Soweit die Antragsteller schließlich rügen, das Vorhaben sei auch nach Aufgabe der militärischen Nutzung noch vom Bestandsschutz gedeckt, weil die Erholungsnutzung auf dem fraglichen Grundstück in keinem Zusammenhang mit der früheren militärischen Nutzung als Wasserübungsplatz gestanden habe, übersehen sie, dass ein eventuell im Zeitpunkt des Kaufs des Wochenendgrundstücks im Jahr 1998 noch bestehender Bestandsschutz jedenfalls mit dem vollständigen Abbau der Bausubstanz des alten Wochenendhauses und der Neuerrichtung im Jahr 2002 erloschen ist (vgl. BVerwG, Beschluss vom 21. März 2001 - 4 B 18.01 -, juris Rn. 11). Die in diesem Zusammenhang getroffene Feststellung des Verwaltungsgerichts, dass mit dem vollständigen Austausch der Bausubstanz von einer Änderung der Identität des ursprünglichen Gebäudes aus zugehen sei (vgl. die auf S. 4 BA zitierte Passage des Urteils vom 20. Mai 2008 - 4 K 1158/05 -), greift die Beschwerde nicht an.

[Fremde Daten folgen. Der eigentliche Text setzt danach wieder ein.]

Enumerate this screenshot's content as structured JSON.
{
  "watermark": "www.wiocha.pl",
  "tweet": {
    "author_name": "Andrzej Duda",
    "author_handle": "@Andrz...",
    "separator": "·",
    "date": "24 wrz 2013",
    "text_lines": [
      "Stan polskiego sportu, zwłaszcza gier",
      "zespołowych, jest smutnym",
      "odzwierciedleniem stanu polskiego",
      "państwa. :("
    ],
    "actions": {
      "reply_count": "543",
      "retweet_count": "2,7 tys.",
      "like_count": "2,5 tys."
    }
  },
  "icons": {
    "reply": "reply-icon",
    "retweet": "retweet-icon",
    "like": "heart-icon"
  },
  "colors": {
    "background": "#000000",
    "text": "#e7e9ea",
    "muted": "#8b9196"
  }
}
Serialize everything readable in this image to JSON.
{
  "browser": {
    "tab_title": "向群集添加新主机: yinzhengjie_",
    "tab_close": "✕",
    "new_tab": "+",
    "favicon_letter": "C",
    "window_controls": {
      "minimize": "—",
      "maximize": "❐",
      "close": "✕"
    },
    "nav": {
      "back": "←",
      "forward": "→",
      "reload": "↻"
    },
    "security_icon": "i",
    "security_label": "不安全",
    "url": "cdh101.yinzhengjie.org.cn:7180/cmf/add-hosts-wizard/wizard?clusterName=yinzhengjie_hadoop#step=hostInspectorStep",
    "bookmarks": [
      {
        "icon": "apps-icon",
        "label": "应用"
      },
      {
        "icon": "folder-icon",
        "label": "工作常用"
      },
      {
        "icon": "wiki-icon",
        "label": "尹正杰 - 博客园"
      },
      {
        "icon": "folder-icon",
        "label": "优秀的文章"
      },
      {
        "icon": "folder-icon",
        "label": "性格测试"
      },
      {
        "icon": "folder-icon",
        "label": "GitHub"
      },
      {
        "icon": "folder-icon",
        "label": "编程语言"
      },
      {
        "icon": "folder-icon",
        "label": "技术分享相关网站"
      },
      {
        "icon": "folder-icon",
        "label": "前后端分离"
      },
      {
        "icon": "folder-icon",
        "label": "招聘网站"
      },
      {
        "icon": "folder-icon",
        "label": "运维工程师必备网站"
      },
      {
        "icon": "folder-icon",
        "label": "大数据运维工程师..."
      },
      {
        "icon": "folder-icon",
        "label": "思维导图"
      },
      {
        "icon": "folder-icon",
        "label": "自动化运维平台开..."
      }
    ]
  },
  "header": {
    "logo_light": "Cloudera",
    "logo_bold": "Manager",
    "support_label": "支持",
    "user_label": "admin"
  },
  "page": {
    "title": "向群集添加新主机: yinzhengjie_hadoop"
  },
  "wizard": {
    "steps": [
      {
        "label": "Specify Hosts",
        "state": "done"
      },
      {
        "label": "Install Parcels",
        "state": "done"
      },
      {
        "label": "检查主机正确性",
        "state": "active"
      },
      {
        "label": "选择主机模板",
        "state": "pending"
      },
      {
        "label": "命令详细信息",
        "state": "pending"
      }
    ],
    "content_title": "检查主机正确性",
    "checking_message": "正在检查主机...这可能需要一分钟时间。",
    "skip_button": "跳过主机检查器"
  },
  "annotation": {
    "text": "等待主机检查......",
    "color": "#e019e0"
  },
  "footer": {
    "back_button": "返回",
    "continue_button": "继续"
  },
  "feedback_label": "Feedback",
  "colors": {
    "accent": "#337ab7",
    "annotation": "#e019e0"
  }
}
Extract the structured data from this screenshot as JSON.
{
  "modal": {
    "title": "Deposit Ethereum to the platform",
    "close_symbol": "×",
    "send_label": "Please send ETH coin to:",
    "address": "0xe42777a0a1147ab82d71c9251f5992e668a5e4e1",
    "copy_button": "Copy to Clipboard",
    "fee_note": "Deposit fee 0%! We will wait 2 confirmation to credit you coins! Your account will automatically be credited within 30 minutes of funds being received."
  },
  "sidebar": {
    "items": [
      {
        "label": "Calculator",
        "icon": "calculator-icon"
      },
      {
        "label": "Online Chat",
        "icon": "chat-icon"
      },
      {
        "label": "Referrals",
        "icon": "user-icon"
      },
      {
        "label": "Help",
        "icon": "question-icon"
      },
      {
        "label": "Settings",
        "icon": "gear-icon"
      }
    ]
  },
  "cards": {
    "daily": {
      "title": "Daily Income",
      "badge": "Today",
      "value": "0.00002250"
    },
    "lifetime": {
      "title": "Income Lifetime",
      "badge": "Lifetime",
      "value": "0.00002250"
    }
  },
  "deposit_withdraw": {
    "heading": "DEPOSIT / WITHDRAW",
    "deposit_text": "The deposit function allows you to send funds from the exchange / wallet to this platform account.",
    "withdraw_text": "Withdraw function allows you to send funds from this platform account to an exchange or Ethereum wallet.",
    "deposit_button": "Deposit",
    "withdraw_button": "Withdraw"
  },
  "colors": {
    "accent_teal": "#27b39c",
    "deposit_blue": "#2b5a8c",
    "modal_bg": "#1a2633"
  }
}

2. Mit ihren Angriffen gegen die Würdigung des Verwaltungsgerichts, die Rücknahme lasse einen Ermessenfehler im Sinne von § 114 VwGO nicht erkennen, dringen die Antragsteller nicht durch. Soweit sie rügen, entgegen der Auffassung des Verwaltungsgerichts habe der Antragsgegner nicht alle wesentlichen für und gegen die Rücknahme sprechenden Gesichtspunkte berücksichtigt, insbesondere nicht den Vertrauensschutz und die getätigten finanziellen Investitionen, trifft dieser Einwand bereits tatsächlich nicht zu. Den Aspekt des Vertrauensschutzes hat der Antragsgegner in seine Ermessensentscheidung eingestellt und insoweit ausgeführt, es sei insbesondere seit dem Verfahren über die Beseitigungsanordnung für das Wochenendhaus nicht davon auszugehen, dass sich die Antragsteller in einer Art und Weise auf den Bestand eingerichtet hätten, als dass die Rücknahme des Bescheides mit nicht mehr hinnehmbaren Folgen für sie verbunden wäre (S. 4 des Widerspruchsbescheides vom 7. September 2009). In Bezug auf die finanziellen Investitionen hat der Antragsgegner darauf verwiesen, dass die Antragsteller seinerzeit in den Anlagen zum Bauantrag die Baukosten mit ca. 6.130 Euro beziffert hätten, weshalb der Zeitwert angesichts der im Jahre 2002 beginnenden Nutzungsdauer gering sein dürfte (S. 5 des Widerspruchsbescheides). Soweit die Antragsteller monieren, dass weder der Antragsgegner noch das Verwaltungsgericht darauf eingegangen seien, dass der Antragsgegner mit seiner Beratung und Begleitung im Baugenehmigungsverfahren einen wesentlichen Anteil an der Erteilung der Baugenehmigung und der Umsetzung des Vorhabens gehabt habe, ist darauf hinzuweisen, dass die Behörde bei einer Ermessensentscheidung nicht alle, sondern nur die wesentlichen Gesichtspunkte des Einzelfalls einzubeziehen hat. Ein Gebot der vollständigen Ermessenserwägung besteht im Gegensatz zum Abwägungsgebot nicht (vgl. Wolff in: Sodan/Ziekow, VwGO, 3. Aufl. 2010, § 114 Rn. 178). Die Antragsteller legen nicht dar, welchen Inhalt die Beratung und Begleitung im Baugenehmigungsverfahren gehabt haben soll. Ausgehend davon, dass in jedem Genehmigungsverfahren eine Kommunikation zwischen dem Bauherrn und der Behörde stattfindet, ist nicht dargetan, weshalb es sich hierbei um einen wesentlichen Gesichtspunkt handeln sollte, der vom Antragsgegner zwingend bei seiner Ermessensentscheidung zu berücksichtigen gewesen wäre.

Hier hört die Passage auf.